Relatives affected by liver and breast cancer (Under 25) (December 2015)
Although the cover states that this is ‘a practical guide to maintaining your appearance and well-being as you go through surgery, chemotherapy, or radiotherapy, or experience hair loss’, the content is heavily biased towards the effects of chemotherapy. It is most useful for understanding how appearance and confidence can be improved by some simple steps. I found some of the content useful, for example the sleep tips, which I had not read before.
It is quite a small book, but thick (277 pages). It is very easy to understand – no technical words needing explanation – but the section on skin care and applying makeup needs photos/diagrams to guide the reader. I became muddled when reading the instructions. The cover has photographs of women looking well and smiling and they are real patients, so are easy to relate to. Two pages of photographs often disrupt the flow of the text, which I found frustrating. I also found it frustrating that the references are at the end of the book. It is cumbersome to keep referring to the back and I soon gave up checking the source of the information.
Much of ‘Why Me?’ is by a reverend and refers to Jesus and God. Much of the sentiment could be covered without including religion and it could offend people of different or no faith. The chapter on nutrition talks about finding a nutritional therapist, but it isn’t clear if this is paid for by the NHS, or needs to be self funded. It implies that all cancer patients should have a nutritional therapist, which is misleading. Appendix 6 is entitled ‘Anti-ageing recipes’. I was looking forward to this, as I do enjoy new recipes.
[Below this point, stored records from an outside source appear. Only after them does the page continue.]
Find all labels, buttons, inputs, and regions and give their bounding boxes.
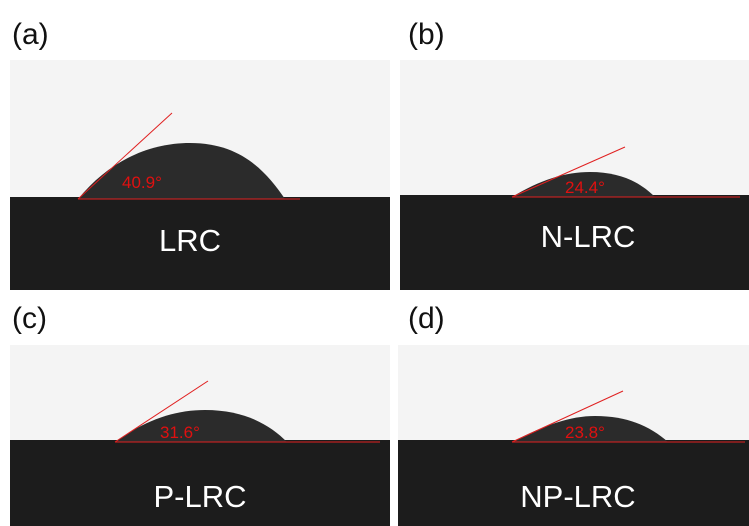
angle-label: 40.9°: [122, 173, 162, 192]
sample-label: P-LRC: [153, 479, 246, 514]
figure: (a) 40.9° LRC (b) 24.4° N-LRC (c) 31.6° …: [0, 0, 749, 526]
panel: (c) 31.6° P-LRC: [10, 302, 390, 526]
panel-label: (d): [408, 302, 445, 335]
panel: (b) 24.4° N-LRC: [400, 18, 749, 290]
panel-label: (b): [408, 18, 445, 51]
angle-label: 23.8°: [565, 423, 605, 442]
angle-label: 31.6°: [160, 423, 200, 442]
sample-label: LRC: [159, 223, 221, 258]
panel: (a) 40.9° LRC: [10, 18, 390, 290]
sample-label: N-LRC: [541, 219, 636, 254]
panel: (d) 23.8° NP-LRC: [398, 302, 749, 526]
panel-label: (c): [12, 302, 47, 335]
angle-label: 24.4°: [565, 178, 605, 197]
sample-label: NP-LRC: [520, 479, 635, 514]
panel-label: (a): [12, 18, 49, 51]
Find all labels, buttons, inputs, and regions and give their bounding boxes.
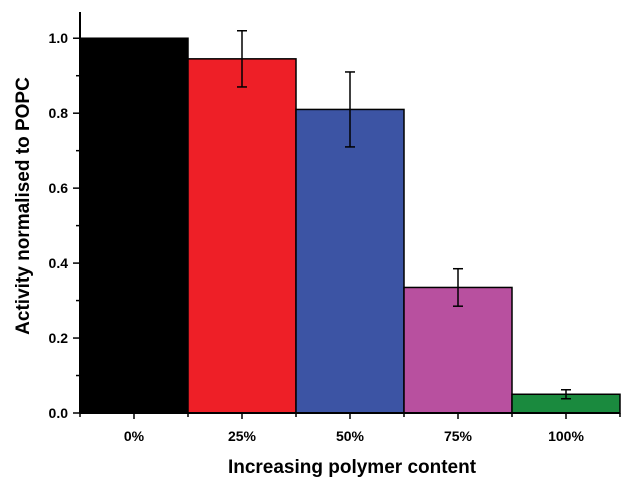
x-tick-label: 100% bbox=[548, 428, 584, 444]
bar-1 bbox=[187, 58, 297, 414]
x-ticks-group: 0% 25% 50% 75% 100% bbox=[79, 413, 621, 444]
x-axis-title: Increasing polymer content bbox=[228, 457, 477, 478]
x-tick-label: 0% bbox=[124, 428, 145, 444]
y-tick-label: 0.0 bbox=[49, 405, 69, 421]
x-tick-label: 50% bbox=[336, 428, 365, 444]
y-tick-label: 0.8 bbox=[49, 105, 69, 121]
y-ticks-group: 0.0 0.2 0.4 0.6 0.8 1.0 bbox=[49, 30, 80, 421]
bar-2 bbox=[295, 108, 405, 414]
bar-0 bbox=[79, 37, 189, 414]
bar-3 bbox=[403, 286, 513, 414]
y-tick-label: 0.4 bbox=[49, 255, 69, 271]
x-tick-label: 75% bbox=[444, 428, 473, 444]
y-tick-label: 0.2 bbox=[49, 330, 69, 346]
y-axis-title: Activity normalised to POPC bbox=[13, 77, 34, 335]
error-bars-group bbox=[237, 29, 571, 400]
y-tick-label: 1.0 bbox=[49, 30, 69, 46]
y-tick-label: 0.6 bbox=[49, 180, 69, 196]
error-bar-3 bbox=[453, 267, 463, 307]
x-tick-label: 25% bbox=[228, 428, 257, 444]
error-bar-2 bbox=[345, 71, 355, 148]
error-bar-4 bbox=[561, 389, 571, 400]
error-bar-1 bbox=[237, 29, 247, 88]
However, I was disappointed to find that there are only two and no indication of how or why they could help with anti-ageing. A few words advising of the nutritional benefits / anti-ageing properties of the ingredients would be useful.
The author has tried to cover a great deal of information in a limited amount of space and time. Some topics go into great depth, whilst others are only touched upon. However, the book is appealing to look at and to handle and would make a useful coffee table book/reference source.
Breast cancer patient, 56-65 (November 2015)
I like the overall approach of this book. Very few men but all ladies would find it interesting and useful. It will be particularly useful as the condition worsens but could be used throughout the journey. It is very simple and helpful and looks good with some good photographs.
I took advice from my wife who felt it was of good general use but not for me! I will probably recommend it to others, but was told to do so “with diplomacy”!!